Monday, June 28, 2010

Maria Engine Performance once again

Note: Article has been edited as I was confusing MarisDB and the Maria Stoare Engine!

Just for the heck of it, I decided to try a very simple benchmark on the Maria Storage Engine again. This time, I'm using a simple SELECT. The table I use looks like this:
CREATE TABLE `t1` (
`c1` int(11) NOT NULL AUTO_INCREMENT,
`c2` char(100) DEFAULT NULL,
PRIMARY KEY (`c1`)
);
Which should be simple enough. I fill this with 1.3 millions rows, with c1 having consequitive numbers from 1 and up.
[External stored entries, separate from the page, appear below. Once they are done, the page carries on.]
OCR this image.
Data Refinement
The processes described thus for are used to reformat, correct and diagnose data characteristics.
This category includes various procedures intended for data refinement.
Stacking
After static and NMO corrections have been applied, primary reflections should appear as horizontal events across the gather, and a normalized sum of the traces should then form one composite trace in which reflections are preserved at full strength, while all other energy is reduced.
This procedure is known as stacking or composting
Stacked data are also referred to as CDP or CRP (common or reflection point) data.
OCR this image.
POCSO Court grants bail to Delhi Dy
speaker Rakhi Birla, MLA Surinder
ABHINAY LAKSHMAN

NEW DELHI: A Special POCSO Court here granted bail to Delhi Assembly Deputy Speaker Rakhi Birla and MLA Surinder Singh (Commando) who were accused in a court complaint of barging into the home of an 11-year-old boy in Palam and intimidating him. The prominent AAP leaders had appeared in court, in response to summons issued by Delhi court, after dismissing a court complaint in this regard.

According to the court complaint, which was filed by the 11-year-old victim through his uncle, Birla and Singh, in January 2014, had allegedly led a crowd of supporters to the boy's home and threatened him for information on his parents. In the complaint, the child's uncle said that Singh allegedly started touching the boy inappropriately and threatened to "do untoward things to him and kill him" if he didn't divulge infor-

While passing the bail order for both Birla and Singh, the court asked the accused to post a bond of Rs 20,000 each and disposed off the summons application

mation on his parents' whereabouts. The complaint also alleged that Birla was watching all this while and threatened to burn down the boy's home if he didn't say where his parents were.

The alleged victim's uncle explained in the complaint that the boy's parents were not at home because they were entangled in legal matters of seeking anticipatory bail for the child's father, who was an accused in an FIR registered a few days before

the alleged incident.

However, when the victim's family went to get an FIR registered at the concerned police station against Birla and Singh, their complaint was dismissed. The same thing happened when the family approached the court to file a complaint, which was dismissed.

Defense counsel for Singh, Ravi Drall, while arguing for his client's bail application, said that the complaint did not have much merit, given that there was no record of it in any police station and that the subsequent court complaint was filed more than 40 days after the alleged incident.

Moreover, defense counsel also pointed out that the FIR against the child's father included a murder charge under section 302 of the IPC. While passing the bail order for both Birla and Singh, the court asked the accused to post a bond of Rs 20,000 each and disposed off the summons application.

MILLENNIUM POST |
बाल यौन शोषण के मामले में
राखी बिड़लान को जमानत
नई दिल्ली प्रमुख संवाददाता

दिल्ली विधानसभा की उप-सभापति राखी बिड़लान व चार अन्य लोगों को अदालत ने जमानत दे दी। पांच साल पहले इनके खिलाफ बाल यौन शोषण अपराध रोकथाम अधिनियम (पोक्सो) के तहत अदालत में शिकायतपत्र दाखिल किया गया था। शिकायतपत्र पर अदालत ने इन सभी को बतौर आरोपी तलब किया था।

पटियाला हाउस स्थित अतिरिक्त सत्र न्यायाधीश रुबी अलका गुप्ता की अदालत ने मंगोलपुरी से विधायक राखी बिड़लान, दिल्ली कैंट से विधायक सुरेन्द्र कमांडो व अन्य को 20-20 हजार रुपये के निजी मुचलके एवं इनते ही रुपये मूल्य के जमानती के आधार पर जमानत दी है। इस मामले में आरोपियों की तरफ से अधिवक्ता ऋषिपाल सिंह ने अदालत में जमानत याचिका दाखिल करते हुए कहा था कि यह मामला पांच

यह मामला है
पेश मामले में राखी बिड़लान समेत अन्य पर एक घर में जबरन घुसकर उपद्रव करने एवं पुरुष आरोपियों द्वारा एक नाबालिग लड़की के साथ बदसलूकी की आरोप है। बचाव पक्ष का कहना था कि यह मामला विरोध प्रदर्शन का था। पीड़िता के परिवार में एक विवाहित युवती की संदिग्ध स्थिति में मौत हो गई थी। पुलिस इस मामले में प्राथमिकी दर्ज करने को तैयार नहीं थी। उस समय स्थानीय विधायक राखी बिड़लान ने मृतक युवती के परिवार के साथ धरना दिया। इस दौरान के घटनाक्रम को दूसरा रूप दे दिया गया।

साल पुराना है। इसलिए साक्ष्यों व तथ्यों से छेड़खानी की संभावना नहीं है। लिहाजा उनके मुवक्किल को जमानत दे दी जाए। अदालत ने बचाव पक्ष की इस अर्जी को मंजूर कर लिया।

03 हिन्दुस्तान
My benchmark consists of random SELECTs of the c2 column from this table, using a primary key lookup on c1. I run this on 400 concurrent threads with each thread doing 1000 SELECTs. Ignoring the actual values, MyISAM and InnoDB come out pretty close in performance, with InnoDB slightly behind. Which is reasonable. Maria is at less than half the performance of MyISAM though. This is worrying. And I know what you say, Maria is new, performance comes later. I say performance comes mainly from design. As Maria does not have proper transactions yet, only row level transactions (not statement level. Try to stop a INSERT INTO ... SELECT FROM and you see what I mean).

I was hoping for more from Maria. As I tested MariaDB 5.1.47, I could also test PBXT. This particular test is hardly targeted at what PBXT is good at though, and I didn't even have the energy to wait for it to finish a single round of this test.

In this case, in difference to before, I did some basic tuning. Maria proved difficult here, as there is no documentation on the parameters, at least none that I could find.

Note: All tests run using MariaDB 5.1.47, including the ones involving InnoDB, MyISAM and PBXT.

/Karlsson

3 comments:

arjen said...

You're talking about the Maria engine, not MariaDB.

Karlsson said...

Well, yes and no. All these tests were done using MariaDB, testing the Maria Engine, so it's both. But I see your point, maybe I was confusing things a bit.

Karlsson said...

The article is now updated to reflect the Maria vs. MariaDB confud´sion of mine.